I thought it was cool the first time I saw it.
Just try something simple
from pylab import *
x,y = meshgrid(linspace(-5,5,101),linspace(0,5,101))
h = y
z = x + complex(0,1)*y
znew = z**0.25 # Doing a simple conformal map
xnew = znew.real
ynew = znew.imag
And you get nice contours in a pieslice-shaped domain with an angle of 45 degrees
From: "Scott Sinclair" <firstname.lastname@example.org >
That is very cool, I hadn't thought of it!
So what you're saying is that any transformation (a complex distortion) of a regular rectangular grid is fine. The fact that the grid's 'pixels' are four sided quadrilaterals satisfies this condition and the contour algorithm works...
>>> "Mark Bakker" <email@example.com> 7/11/2007 11:36 >>>
Viraj and Jeff -
Maybe one extension of Jeff's answer.
The process works as long as x, y, and z are 2D arrays of the same size and shape.

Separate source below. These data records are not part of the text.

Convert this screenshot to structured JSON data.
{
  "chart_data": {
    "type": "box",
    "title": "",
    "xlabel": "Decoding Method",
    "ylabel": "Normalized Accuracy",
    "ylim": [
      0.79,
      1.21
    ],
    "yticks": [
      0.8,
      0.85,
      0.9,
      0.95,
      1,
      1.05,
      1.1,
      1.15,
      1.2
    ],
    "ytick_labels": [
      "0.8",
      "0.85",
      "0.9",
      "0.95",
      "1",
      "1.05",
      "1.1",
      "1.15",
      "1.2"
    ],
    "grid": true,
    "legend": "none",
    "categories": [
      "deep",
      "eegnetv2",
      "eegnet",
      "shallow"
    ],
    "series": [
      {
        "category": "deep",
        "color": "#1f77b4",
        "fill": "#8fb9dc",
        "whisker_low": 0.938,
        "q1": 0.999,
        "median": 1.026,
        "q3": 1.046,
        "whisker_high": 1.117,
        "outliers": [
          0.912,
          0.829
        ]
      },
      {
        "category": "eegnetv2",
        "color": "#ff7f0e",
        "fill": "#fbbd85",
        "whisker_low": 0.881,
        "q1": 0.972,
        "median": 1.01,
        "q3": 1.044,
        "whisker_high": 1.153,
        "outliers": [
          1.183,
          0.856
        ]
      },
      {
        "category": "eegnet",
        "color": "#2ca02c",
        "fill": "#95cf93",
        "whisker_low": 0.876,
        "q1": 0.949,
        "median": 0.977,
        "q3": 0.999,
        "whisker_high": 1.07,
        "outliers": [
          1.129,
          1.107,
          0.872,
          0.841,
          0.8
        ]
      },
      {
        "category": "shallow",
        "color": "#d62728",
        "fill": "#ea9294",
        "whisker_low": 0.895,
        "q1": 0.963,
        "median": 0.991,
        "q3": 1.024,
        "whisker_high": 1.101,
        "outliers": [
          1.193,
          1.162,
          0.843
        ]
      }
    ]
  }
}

Hence, x and y don't have to form a rectangular grid.
I have used this feature regularly for conformal mapping.
And it makes a lot of sense.
The contour routine simply looks for intersections between x and y values.
Then when it plots it uses the x and y values in the arrays.
So when those are not a rectangular grid, it doesn't care.
It's a cool feature.
I can give an example if you want,